Are Old Bad Habits Returning To The Fleet?

Fires do happen on aircraft carriers. They are a fact of life. But the nexus of fire with poor morale and sloppy, “corner-cutting” is a well-known phenomenon. Given that the fire isn’t the first ugly operational hiccup aboard the supposedly “ready-to-deploy” vessel, the matter is extremely serious.

In late September, a month after the ship returned from a Pacific deployment, a leak in a vent line let bilge water—oily, chemical-containing waste—contaminate the ship’s drinking water. After the fire, the second substantive operational anomaly in little more than a month, morale and command climate must be assessed. Relatively unavoidable accidents do happen at sea, but avoidable accidents can also be toxic by-products of a demoralized, unready crew or a tired and broken ship.

The Navy knows exactly what it needs to look for. A retrospective study on Navy fires, completed in mid-2021, identified eight underlying issues that had previously either exacerbated or contributed to major fires aboard Navy ships.

The Navy’s no-nonsense list of “clear or probable indications of underlying issues” are easy to detect. The indicators ranged from improper handling and stowage of combustible and hazardous material to noncompliance with basic procedures and requirements. Regardless of the fire’s ultimate outcome, if the USS Abraham Lincoln was deficient in any one of these areas, accountability up the command chain must be immediate.

It is inexcusable for a strategic asset—one of America’s few deployable aircraft carriers in a strategic theatre—to fail to meet well-known and basic fire safety expectations.

If the Navy has not followed their own fire avoidance playbook, accountability must start far from the ship. Admirals and administrators well up the chain of command must be instantly shown the door. Any “analysis paralysis” or some other failure to act must invite ruthless accountability within the top Navy leadership by the Department of Defense.

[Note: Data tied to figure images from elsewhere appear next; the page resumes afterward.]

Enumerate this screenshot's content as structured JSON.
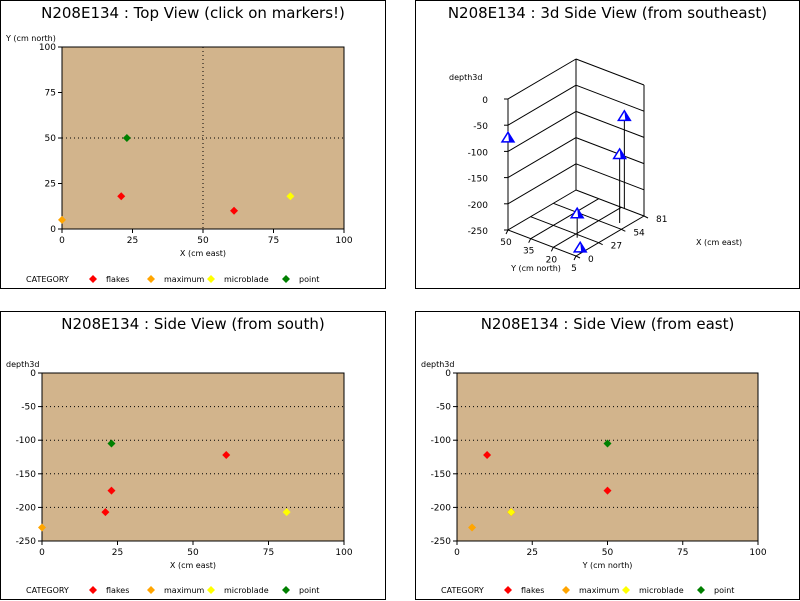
{
  "chart_data": [
    {
      "id": "top",
      "type": "scatter",
      "title": "N208E134 : Top View (click on markers!)",
      "xlabel": "X (cm east)",
      "ylabel": "Y (cm north)",
      "xlim": [
        0,
        100
      ],
      "ylim": [
        0,
        100
      ],
      "xticks": [
        "0",
        "25",
        "50",
        "75",
        "100"
      ],
      "yticks": [
        "0",
        "25",
        "50",
        "75",
        "100"
      ],
      "background": "#d2b48c",
      "reference_lines": {
        "x": [
          50
        ],
        "y": [
          50
        ]
      },
      "legend_title": "CATEGORY",
      "series": [
        {
          "name": "flakes",
          "color": "#ff0000",
          "points": [
            [
              21,
              18
            ],
            [
              61,
              10
            ]
          ]
        },
        {
          "name": "maximum",
          "color": "#ffa500",
          "points": [
            [
              0,
              5
            ]
          ]
        },
        {
          "name": "microblade",
          "color": "#ffff00",
          "points": [
            [
              81,
              18
            ]
          ]
        },
        {
          "name": "point",
          "color": "#008000",
          "points": [
            [
              23,
              50
            ]
          ]
        }
      ]
    },
    {
      "id": "3d",
      "type": "scatter",
      "title": "N208E134 : 3d Side View (from southeast)",
      "zlabel": "depth3d",
      "xlabel": "X (cm east)",
      "ylabel": "Y (cm north)",
      "zticks": [
        "0",
        "-50",
        "-100",
        "-150",
        "-200",
        "-250"
      ],
      "xticks": [
        "0",
        "27",
        "54",
        "81"
      ],
      "yticks": [
        "50",
        "35",
        "20",
        "5"
      ],
      "marker_color": "#0000ff",
      "points": [
        {
          "x": 0,
          "y": 50,
          "z": -75
        },
        {
          "x": 81,
          "y": 18,
          "z": -75
        },
        {
          "x": 61,
          "y": 10,
          "z": -120
        },
        {
          "x": 23,
          "y": 17,
          "z": -205
        },
        {
          "x": 5,
          "y": 5,
          "z": -240
        }
      ]
    },
    {
      "id": "south",
      "type": "scatter",
      "title": "N208E134 : Side View (from south)",
      "xlabel": "X (cm east)",
      "ylabel": "depth3d",
      "xlim": [
        0,
        100
      ],
      "ylim": [
        -250,
        0
      ],
      "xticks": [
        "0",
        "25",
        "50",
        "75",
        "100"
      ],
      "yticks": [
        "0",
        "-50",
        "-100",
        "-150",
        "-200",
        "-250"
      ],
      "background": "#d2b48c",
      "reference_lines": {
        "y": [
          -50,
          -100,
          -150,
          -200
        ]
      },
      "legend_title": "CATEGORY",
      "series": [
        {
          "name": "flakes",
          "color": "#ff0000",
          "points": [
            [
              61,
              -122
            ],
            [
              23,
              -175
            ],
            [
              21,
              -207
            ]
          ]
        },
        {
          "name": "maximum",
          "color": "#ffa500",
          "points": [
            [
              0,
              -230
            ]
          ]
        },
        {
          "name": "microblade",
          "color": "#ffff00",
          "points": [
            [
              81,
              -207
            ]
          ]
        },
        {
          "name": "point",
          "color": "#008000",
          "points": [
            [
              23,
              -105
            ]
          ]
        }
      ]
    },
    {
      "id": "east",
      "type": "scatter",
      "title": "N208E134 : Side View (from east)",
      "xlabel": "Y (cm north)",
      "ylabel": "depth3d",
      "xlim": [
        0,
        100
      ],
      "ylim": [
        -250,
        0
      ],
      "xticks": [
        "0",
        "25",
        "50",
        "75",
        "100"
      ],
      "yticks": [
        "0",
        "-50",
        "-100",
        "-150",
        "-200",
        "-250"
      ],
      "background": "#d2b48c",
      "reference_lines": {
        "y": [
          -50,
          -100,
          -150,
          -200
        ]
      },
      "legend_title": "CATEGORY",
      "series": [
        {
          "name": "flakes",
          "color": "#ff0000",
          "points": [
            [
              10,
              -122
            ],
            [
              50,
              -175
            ],
            [
              18,
              -207
            ]
          ]
        },
        {
          "name": "maximum",
          "color": "#ffa500",
          "points": [
            [
              5,
              -230
            ]
          ]
        },
        {
          "name": "microblade",
          "color": "#ffff00",
          "points": [
            [
              18,
              -207
            ]
          ]
        },
        {
          "name": "point",
          "color": "#008000",
          "points": [
            [
              50,
              -105
            ]
          ]
        }
      ]
    }
  ]
}
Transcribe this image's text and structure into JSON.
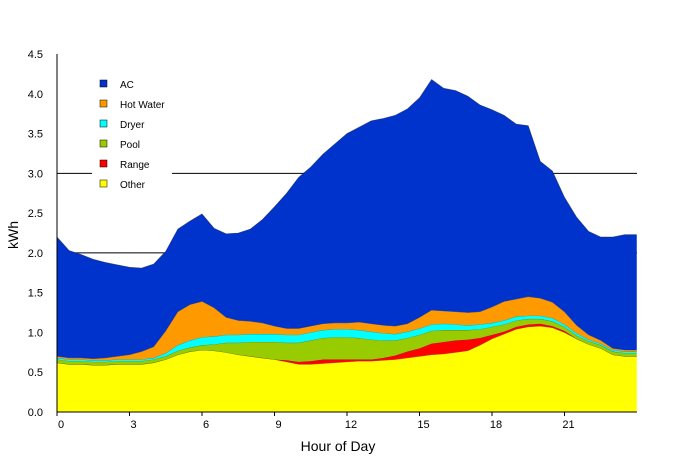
{
  "chart_data": {
    "type": "area",
    "stacked": true,
    "title": "",
    "xlabel": "Hour of Day",
    "ylabel": "kWh",
    "xlim": [
      0,
      24
    ],
    "ylim": [
      0,
      4.5
    ],
    "x_ticks": [
      0,
      3,
      6,
      9,
      12,
      15,
      18,
      21
    ],
    "y_ticks": [
      0.0,
      0.5,
      1.0,
      1.5,
      2.0,
      2.5,
      3.0,
      3.5,
      4.0,
      4.5
    ],
    "y_tick_labels": [
      "0.0",
      "0.5",
      "1.0",
      "1.5",
      "2.0",
      "2.5",
      "3.0",
      "3.5",
      "4.0",
      "4.5"
    ],
    "grid": "horizontal lines at 2.0 and 3.0",
    "legend_position": "top-left",
    "x": [
      0,
      0.5,
      1,
      1.5,
      2,
      2.5,
      3,
      3.5,
      4,
      4.5,
      5,
      5.5,
      6,
      6.5,
      7,
      7.5,
      8,
      8.5,
      9,
      9.5,
      10,
      10.5,
      11,
      11.5,
      12,
      12.5,
      13,
      13.5,
      14,
      14.5,
      15,
      15.5,
      16,
      16.5,
      17,
      17.5,
      18,
      18.5,
      19,
      19.5,
      20,
      20.5,
      21,
      21.5,
      22,
      22.5,
      23,
      23.5
    ],
    "series": [
      {
        "name": "Other",
        "color": "#FFFF00",
        "values": [
          0.62,
          0.6,
          0.6,
          0.59,
          0.59,
          0.6,
          0.6,
          0.6,
          0.62,
          0.66,
          0.72,
          0.76,
          0.78,
          0.77,
          0.75,
          0.72,
          0.7,
          0.68,
          0.66,
          0.63,
          0.6,
          0.6,
          0.61,
          0.62,
          0.63,
          0.64,
          0.64,
          0.65,
          0.66,
          0.68,
          0.7,
          0.72,
          0.73,
          0.75,
          0.77,
          0.84,
          0.92,
          0.98,
          1.04,
          1.07,
          1.08,
          1.06,
          1.0,
          0.92,
          0.85,
          0.8,
          0.72,
          0.7
        ]
      },
      {
        "name": "Range",
        "color": "#FF0000",
        "values": [
          0.0,
          0.0,
          0.0,
          0.0,
          0.0,
          0.0,
          0.0,
          0.0,
          0.0,
          0.0,
          0.0,
          0.0,
          0.0,
          0.0,
          0.0,
          0.0,
          0.0,
          0.0,
          0.0,
          0.02,
          0.03,
          0.04,
          0.05,
          0.04,
          0.03,
          0.02,
          0.02,
          0.03,
          0.05,
          0.08,
          0.1,
          0.14,
          0.15,
          0.15,
          0.14,
          0.09,
          0.05,
          0.03,
          0.03,
          0.03,
          0.03,
          0.02,
          0.02,
          0.0,
          0.0,
          0.0,
          0.0,
          0.0
        ]
      },
      {
        "name": "Pool",
        "color": "#99CC00",
        "values": [
          0.04,
          0.04,
          0.04,
          0.04,
          0.04,
          0.04,
          0.04,
          0.04,
          0.04,
          0.04,
          0.05,
          0.05,
          0.06,
          0.08,
          0.12,
          0.15,
          0.18,
          0.2,
          0.22,
          0.22,
          0.24,
          0.26,
          0.27,
          0.28,
          0.28,
          0.27,
          0.25,
          0.22,
          0.19,
          0.17,
          0.17,
          0.16,
          0.15,
          0.13,
          0.12,
          0.11,
          0.1,
          0.09,
          0.08,
          0.07,
          0.06,
          0.06,
          0.05,
          0.04,
          0.04,
          0.04,
          0.04,
          0.04
        ]
      },
      {
        "name": "Dryer",
        "color": "#00FFFF",
        "values": [
          0.02,
          0.02,
          0.02,
          0.02,
          0.02,
          0.02,
          0.02,
          0.02,
          0.02,
          0.04,
          0.07,
          0.09,
          0.1,
          0.1,
          0.1,
          0.1,
          0.1,
          0.1,
          0.1,
          0.1,
          0.1,
          0.1,
          0.1,
          0.1,
          0.1,
          0.1,
          0.1,
          0.09,
          0.08,
          0.08,
          0.08,
          0.08,
          0.08,
          0.07,
          0.06,
          0.06,
          0.05,
          0.05,
          0.05,
          0.04,
          0.04,
          0.04,
          0.03,
          0.03,
          0.02,
          0.02,
          0.02,
          0.02
        ]
      },
      {
        "name": "Hot Water",
        "color": "#FF9900",
        "values": [
          0.02,
          0.02,
          0.02,
          0.02,
          0.03,
          0.04,
          0.06,
          0.1,
          0.14,
          0.28,
          0.42,
          0.45,
          0.45,
          0.36,
          0.22,
          0.18,
          0.16,
          0.14,
          0.1,
          0.08,
          0.08,
          0.08,
          0.08,
          0.08,
          0.08,
          0.1,
          0.1,
          0.1,
          0.1,
          0.1,
          0.14,
          0.18,
          0.16,
          0.16,
          0.16,
          0.16,
          0.2,
          0.24,
          0.22,
          0.24,
          0.22,
          0.2,
          0.16,
          0.1,
          0.06,
          0.04,
          0.02,
          0.02
        ]
      },
      {
        "name": "AC",
        "color": "#0033CC",
        "values": [
          1.5,
          1.35,
          1.3,
          1.25,
          1.2,
          1.15,
          1.1,
          1.05,
          1.04,
          1.0,
          1.04,
          1.05,
          1.1,
          1.0,
          1.05,
          1.1,
          1.16,
          1.3,
          1.5,
          1.7,
          1.9,
          2.0,
          2.13,
          2.25,
          2.38,
          2.45,
          2.55,
          2.6,
          2.65,
          2.7,
          2.76,
          2.9,
          2.8,
          2.78,
          2.72,
          2.6,
          2.48,
          2.34,
          2.2,
          2.15,
          1.72,
          1.65,
          1.44,
          1.36,
          1.3,
          1.3,
          1.4,
          1.45
        ]
      }
    ]
  }
}
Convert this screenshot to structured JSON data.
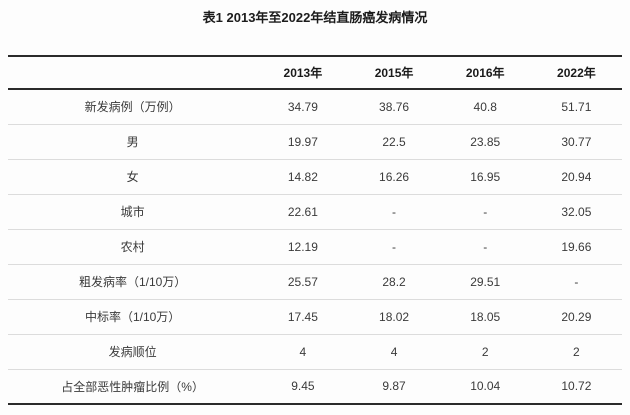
{
  "page": {
    "background": "#fdfdfd",
    "heavy_border_color": "#2a2a2a",
    "light_border_color": "#dcdcdc",
    "title_color": "#1c1c1c",
    "body_text_color": "#3a3a3a"
  },
  "table": {
    "title": "表1 2013年至2022年结直肠癌发病情况",
    "columns": [
      "",
      "2013年",
      "2015年",
      "2016年",
      "2022年"
    ],
    "rows": [
      {
        "label": "新发病例（万例）",
        "values": [
          "34.79",
          "38.76",
          "40.8",
          "51.71"
        ]
      },
      {
        "label": "男",
        "values": [
          "19.97",
          "22.5",
          "23.85",
          "30.77"
        ]
      },
      {
        "label": "女",
        "values": [
          "14.82",
          "16.26",
          "16.95",
          "20.94"
        ]
      },
      {
        "label": "城市",
        "values": [
          "22.61",
          "-",
          "-",
          "32.05"
        ]
      },
      {
        "label": "农村",
        "values": [
          "12.19",
          "-",
          "-",
          "19.66"
        ]
      },
      {
        "label": "粗发病率（1/10万）",
        "values": [
          "25.57",
          "28.2",
          "29.51",
          "-"
        ]
      },
      {
        "label": "中标率（1/10万）",
        "values": [
          "17.45",
          "18.02",
          "18.05",
          "20.29"
        ]
      },
      {
        "label": "发病顺位",
        "values": [
          "4",
          "4",
          "2",
          "2"
        ]
      },
      {
        "label": "占全部恶性肿瘤比例（%）",
        "values": [
          "9.45",
          "9.87",
          "10.04",
          "10.72"
        ]
      }
    ]
  },
  "chart_data": {
    "type": "table",
    "title": "表1 2013年至2022年结直肠癌发病情况",
    "categories": [
      "2013年",
      "2015年",
      "2016年",
      "2022年"
    ],
    "series": [
      {
        "name": "新发病例（万例）",
        "values": [
          34.79,
          38.76,
          40.8,
          51.71
        ]
      },
      {
        "name": "男",
        "values": [
          19.97,
          22.5,
          23.85,
          30.77
        ]
      },
      {
        "name": "女",
        "values": [
          14.82,
          16.26,
          16.95,
          20.94
        ]
      },
      {
        "name": "城市",
        "values": [
          22.61,
          null,
          null,
          32.05
        ]
      },
      {
        "name": "农村",
        "values": [
          12.19,
          null,
          null,
          19.66
        ]
      },
      {
        "name": "粗发病率（1/10万）",
        "values": [
          25.57,
          28.2,
          29.51,
          null
        ]
      },
      {
        "name": "中标率（1/10万）",
        "values": [
          17.45,
          18.02,
          18.05,
          20.29
        ]
      },
      {
        "name": "发病顺位",
        "values": [
          4,
          4,
          2,
          2
        ]
      },
      {
        "name": "占全部恶性肿瘤比例（%）",
        "values": [
          9.45,
          9.87,
          10.04,
          10.72
        ]
      }
    ],
    "missing_value_marker": "-"
  }
}
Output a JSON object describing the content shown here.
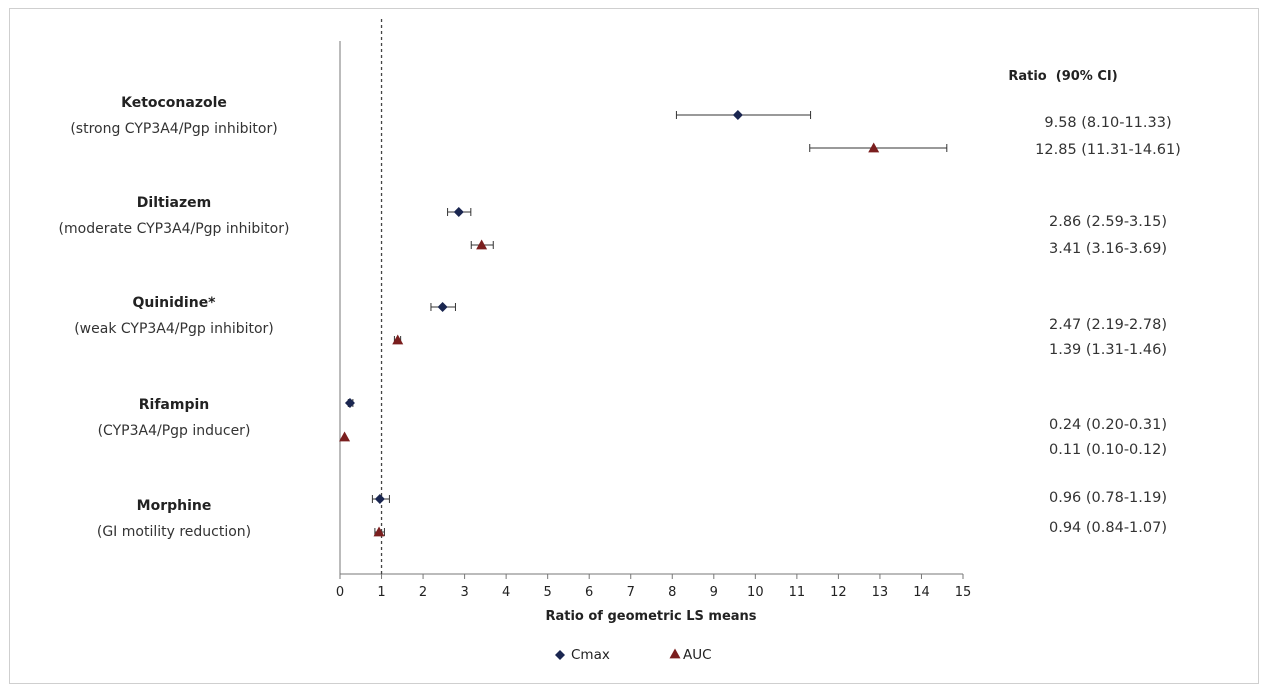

Thankfully, it has been more than a decade since America’s last major carrier fire. In 2008, a cigarette-sparked and hazardous material-fed conflagration aboard the USS George Washington (CVN 73). But the consequences were enormous. After the incident, the George Washington, bound for a long-term assignment in Japan, needed $70 million in repairs and was sidelined for three months. The unexpected repairs consumed more than 55,000 work-days in an already over-taxed repair yard, pushing much-needed submarine repair work to the back burner.

While details are scarce and the initial confusion over the number of injured personnel is not exactly confidence building—the Navy initially reported that only six sailors were hurt—the Abraham Lincoln fire seems less severe than the 2008 carrier conflagration. On the George Washington, the fire raged for 12 hours, injuring 37 sailors.

While the fire-crisped carrier is operating, emergent post-fire repairs may still force this crucial asset—one of America’s few deployable aircraft carriers—out of service, weakening the U.S. in the Pacific at a very sensitive time.

The task ahead for the Navy is a tough one. Accidents are forgivable and a strong firefighting performance is commendable. Even so, if the carrier’s material condition indicates high risk of fire, or, if the fire’s cause or the resulting injuries are attributable to measures that were known back in 2008—and re-emphasized a year ago—then the Pentagon must sweep aside the Navy’s tendencies to heap blame on the lowest ranking sailor, and, instead, demand some good old “Get Real, Get Better” accountability from the top.